Ist halt die Wahl zwischen Pest und Cholera. Einerseits muss die Wirtschaft, auch Gastro und Hotellerie, wieder hochgefahren werden - andererseits muss man das Virus auch weiterhin "im Griff" behalten.
Nun bin ich ja technischer Einkäufer und Projektbetreuer und kein Virologe oder sonst auch nur irgendwie über Erste Hilfe hinaus qualifizierter medizinischer Experte. Aber(^^):
Aktuell haben wir bei den Infizierten vor allem wohl lokale Cluster. Je lockerer wir das ganze jetzt zukünftig handhaben, mit Reisen etc., desto wahrscheinlicher ist doch statistisch, dass es da zu einer größeren Durchmischung kommt... und dann haben wir auf einmal viele, viele Infektionsherde mehr. Ob man das dann noch im Zaum halten kann?

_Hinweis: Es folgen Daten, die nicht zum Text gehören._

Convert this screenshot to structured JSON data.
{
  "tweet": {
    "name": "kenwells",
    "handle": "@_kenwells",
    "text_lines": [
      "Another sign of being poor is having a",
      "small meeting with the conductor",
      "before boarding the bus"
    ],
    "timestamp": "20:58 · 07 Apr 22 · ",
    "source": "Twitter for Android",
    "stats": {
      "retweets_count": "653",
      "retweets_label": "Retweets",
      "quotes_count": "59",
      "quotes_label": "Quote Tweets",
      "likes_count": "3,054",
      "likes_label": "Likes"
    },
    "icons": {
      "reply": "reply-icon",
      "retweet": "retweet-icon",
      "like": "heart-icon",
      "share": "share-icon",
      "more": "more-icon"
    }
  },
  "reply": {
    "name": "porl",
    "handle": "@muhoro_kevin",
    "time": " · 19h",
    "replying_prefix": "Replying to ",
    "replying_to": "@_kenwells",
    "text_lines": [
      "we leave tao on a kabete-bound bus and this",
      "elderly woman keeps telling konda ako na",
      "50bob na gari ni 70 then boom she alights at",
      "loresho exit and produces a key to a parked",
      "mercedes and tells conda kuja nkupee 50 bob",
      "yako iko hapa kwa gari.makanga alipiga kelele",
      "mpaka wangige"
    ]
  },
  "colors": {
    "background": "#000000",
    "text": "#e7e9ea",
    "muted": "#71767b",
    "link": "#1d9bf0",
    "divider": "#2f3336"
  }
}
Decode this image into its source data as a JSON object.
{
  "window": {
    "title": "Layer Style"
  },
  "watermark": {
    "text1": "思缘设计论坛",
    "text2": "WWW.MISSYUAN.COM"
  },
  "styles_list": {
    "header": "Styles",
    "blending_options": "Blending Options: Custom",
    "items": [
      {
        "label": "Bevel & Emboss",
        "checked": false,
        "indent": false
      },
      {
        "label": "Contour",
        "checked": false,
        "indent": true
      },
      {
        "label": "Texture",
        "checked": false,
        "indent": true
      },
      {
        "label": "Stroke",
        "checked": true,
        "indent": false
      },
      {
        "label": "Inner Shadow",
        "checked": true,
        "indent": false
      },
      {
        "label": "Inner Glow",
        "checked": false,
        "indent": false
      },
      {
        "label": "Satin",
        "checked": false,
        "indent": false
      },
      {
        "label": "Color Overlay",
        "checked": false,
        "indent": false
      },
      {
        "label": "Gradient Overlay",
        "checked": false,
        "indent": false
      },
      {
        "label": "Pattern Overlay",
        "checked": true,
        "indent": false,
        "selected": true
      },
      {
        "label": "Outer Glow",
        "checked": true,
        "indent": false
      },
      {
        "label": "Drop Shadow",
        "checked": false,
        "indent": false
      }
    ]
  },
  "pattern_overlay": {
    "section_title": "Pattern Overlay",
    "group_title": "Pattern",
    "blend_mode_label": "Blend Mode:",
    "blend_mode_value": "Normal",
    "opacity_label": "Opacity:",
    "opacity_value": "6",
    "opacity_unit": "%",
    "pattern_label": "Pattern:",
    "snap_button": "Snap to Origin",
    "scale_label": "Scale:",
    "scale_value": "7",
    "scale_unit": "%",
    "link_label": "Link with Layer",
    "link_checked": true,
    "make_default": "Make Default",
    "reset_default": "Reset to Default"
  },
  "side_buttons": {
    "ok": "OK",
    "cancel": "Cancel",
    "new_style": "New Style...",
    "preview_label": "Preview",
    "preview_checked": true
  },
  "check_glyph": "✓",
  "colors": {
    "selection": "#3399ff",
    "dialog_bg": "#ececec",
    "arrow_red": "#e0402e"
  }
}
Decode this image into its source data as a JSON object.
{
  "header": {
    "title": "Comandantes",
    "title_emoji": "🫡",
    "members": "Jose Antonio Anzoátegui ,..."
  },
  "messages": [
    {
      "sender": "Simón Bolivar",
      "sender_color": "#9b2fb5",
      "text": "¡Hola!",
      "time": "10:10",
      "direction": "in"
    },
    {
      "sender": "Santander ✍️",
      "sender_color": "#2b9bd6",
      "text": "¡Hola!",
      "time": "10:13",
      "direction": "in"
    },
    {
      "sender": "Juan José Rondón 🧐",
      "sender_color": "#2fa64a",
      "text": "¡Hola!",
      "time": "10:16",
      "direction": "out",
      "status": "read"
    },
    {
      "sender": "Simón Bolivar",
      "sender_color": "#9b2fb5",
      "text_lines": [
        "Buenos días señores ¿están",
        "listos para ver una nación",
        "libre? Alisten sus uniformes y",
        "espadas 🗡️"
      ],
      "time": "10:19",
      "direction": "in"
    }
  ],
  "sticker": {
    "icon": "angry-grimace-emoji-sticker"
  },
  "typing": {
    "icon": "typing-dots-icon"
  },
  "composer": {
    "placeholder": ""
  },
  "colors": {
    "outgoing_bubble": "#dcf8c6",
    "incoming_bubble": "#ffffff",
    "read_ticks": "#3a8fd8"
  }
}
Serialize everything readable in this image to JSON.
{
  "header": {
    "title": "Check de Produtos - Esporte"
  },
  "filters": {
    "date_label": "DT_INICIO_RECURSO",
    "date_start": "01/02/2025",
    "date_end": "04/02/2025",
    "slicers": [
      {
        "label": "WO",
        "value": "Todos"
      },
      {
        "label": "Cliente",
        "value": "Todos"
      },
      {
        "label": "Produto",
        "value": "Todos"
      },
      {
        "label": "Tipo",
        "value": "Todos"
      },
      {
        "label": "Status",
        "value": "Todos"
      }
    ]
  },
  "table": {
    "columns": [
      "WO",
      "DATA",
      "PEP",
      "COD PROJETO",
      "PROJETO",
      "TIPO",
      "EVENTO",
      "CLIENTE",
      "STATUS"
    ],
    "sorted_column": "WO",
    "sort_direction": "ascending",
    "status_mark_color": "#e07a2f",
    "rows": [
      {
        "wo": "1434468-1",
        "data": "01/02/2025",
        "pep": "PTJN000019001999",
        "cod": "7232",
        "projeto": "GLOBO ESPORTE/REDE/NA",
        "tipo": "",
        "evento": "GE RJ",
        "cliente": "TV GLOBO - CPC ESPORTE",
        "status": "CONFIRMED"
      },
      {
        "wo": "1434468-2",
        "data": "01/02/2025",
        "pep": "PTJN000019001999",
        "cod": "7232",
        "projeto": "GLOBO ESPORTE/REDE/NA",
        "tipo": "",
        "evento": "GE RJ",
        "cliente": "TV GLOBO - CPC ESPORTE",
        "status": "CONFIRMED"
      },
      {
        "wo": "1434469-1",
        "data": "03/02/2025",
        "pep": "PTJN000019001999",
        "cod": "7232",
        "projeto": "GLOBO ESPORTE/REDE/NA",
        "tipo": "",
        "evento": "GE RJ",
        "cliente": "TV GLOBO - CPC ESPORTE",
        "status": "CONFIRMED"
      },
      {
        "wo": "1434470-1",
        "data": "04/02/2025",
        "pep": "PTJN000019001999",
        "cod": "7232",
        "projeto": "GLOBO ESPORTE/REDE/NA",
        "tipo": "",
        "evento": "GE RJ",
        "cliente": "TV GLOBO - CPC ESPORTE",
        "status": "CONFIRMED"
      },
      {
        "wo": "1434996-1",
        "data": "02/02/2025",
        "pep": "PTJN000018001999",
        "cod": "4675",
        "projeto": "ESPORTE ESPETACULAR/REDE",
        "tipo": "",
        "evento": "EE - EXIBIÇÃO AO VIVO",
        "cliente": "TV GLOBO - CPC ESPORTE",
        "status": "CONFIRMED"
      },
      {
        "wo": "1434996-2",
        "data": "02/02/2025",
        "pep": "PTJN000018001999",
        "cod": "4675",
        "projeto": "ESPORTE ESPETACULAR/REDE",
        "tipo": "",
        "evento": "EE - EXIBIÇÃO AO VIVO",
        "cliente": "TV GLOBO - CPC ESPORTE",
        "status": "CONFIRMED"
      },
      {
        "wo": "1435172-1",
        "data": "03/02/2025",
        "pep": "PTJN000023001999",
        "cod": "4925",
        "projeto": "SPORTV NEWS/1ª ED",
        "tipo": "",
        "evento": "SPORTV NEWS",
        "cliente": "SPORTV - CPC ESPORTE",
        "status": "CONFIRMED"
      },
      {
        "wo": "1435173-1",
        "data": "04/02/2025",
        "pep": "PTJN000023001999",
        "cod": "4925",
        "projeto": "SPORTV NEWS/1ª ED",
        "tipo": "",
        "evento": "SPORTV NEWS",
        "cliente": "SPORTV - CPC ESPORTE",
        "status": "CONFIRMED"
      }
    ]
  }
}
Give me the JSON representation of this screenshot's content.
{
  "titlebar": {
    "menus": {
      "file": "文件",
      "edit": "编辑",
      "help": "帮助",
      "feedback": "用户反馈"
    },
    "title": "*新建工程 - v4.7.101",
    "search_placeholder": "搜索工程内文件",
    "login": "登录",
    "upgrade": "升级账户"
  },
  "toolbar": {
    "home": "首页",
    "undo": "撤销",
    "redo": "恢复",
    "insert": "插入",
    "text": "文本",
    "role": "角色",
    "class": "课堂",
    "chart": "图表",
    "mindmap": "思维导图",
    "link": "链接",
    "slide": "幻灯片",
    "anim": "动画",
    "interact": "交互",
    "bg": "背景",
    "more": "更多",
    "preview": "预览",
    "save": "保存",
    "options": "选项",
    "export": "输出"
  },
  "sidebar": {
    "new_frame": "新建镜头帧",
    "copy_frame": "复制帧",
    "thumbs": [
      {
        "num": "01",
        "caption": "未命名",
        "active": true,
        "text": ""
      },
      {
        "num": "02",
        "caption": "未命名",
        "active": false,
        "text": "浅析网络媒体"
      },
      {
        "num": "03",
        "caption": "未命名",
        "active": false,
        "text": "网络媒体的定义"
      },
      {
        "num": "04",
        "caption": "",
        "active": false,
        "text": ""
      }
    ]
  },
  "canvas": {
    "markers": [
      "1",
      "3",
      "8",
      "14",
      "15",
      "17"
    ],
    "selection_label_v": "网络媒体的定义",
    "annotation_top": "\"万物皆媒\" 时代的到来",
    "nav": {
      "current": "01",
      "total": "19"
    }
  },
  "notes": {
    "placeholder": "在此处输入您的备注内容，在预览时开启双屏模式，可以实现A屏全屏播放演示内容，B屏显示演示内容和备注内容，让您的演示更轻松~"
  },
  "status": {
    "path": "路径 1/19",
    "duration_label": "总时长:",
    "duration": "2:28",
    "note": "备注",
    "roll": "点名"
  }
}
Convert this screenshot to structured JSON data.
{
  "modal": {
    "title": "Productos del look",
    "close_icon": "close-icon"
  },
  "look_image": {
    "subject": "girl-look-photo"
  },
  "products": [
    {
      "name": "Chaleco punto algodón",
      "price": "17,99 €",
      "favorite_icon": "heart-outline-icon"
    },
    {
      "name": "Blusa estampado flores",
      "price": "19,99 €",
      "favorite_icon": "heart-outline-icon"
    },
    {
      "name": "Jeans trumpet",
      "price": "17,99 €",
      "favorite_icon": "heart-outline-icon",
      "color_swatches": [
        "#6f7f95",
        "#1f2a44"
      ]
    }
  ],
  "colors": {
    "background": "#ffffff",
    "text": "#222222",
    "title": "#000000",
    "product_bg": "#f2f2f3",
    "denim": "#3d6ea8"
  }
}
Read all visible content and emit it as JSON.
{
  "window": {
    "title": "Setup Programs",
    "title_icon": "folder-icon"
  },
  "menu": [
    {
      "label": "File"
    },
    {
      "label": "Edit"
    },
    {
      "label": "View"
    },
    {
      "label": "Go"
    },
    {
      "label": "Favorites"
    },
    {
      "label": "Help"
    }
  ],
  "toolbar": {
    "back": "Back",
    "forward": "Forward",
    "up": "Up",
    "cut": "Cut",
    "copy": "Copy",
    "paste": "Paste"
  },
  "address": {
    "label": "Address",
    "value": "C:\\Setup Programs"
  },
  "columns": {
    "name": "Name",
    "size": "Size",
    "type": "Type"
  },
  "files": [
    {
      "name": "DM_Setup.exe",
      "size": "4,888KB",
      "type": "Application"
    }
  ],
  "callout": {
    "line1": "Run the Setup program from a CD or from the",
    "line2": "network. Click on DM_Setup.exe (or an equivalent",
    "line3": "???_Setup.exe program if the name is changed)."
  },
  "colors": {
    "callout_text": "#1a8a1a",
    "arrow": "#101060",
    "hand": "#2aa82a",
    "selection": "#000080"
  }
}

Bitte nicht falsch verstehen, ich sehe die Notwendigkeit für Lockerungen. Ich sehe aber keine Notwendigkeit, z.B. deutsche Touristen in Österreich urlauben zu lassen - oder österreichische in Südtirol. Nicht, weil ich es den Menschen nicht gönne, sondern weil die Nachverfolgbarkeit von Urlauberströmen und Kontakten einfach nicht gegeben ist. Und ehe wir uns versehen, könnten wir dann alles, was wir in den vergangenen Wochen und Monaten erreicht haben, wieder verspielen und das Spiel geht von vorne los. Gehe direkt in Quarantäne, gehe nicht über Los, ziehe nicht €4000,-- ein.
Klar gibts da Apps, da kocht aber jeder sein eigenes Süppchen und die Aluhutfraktion schreit laut "Totalüberwachung". Ansatzweise hat sie nunmal leider ja auch Recht damit - wie asiatische Lösungen (und auch deutsche oder österreichische Ansätze) ja deutlich zeigen.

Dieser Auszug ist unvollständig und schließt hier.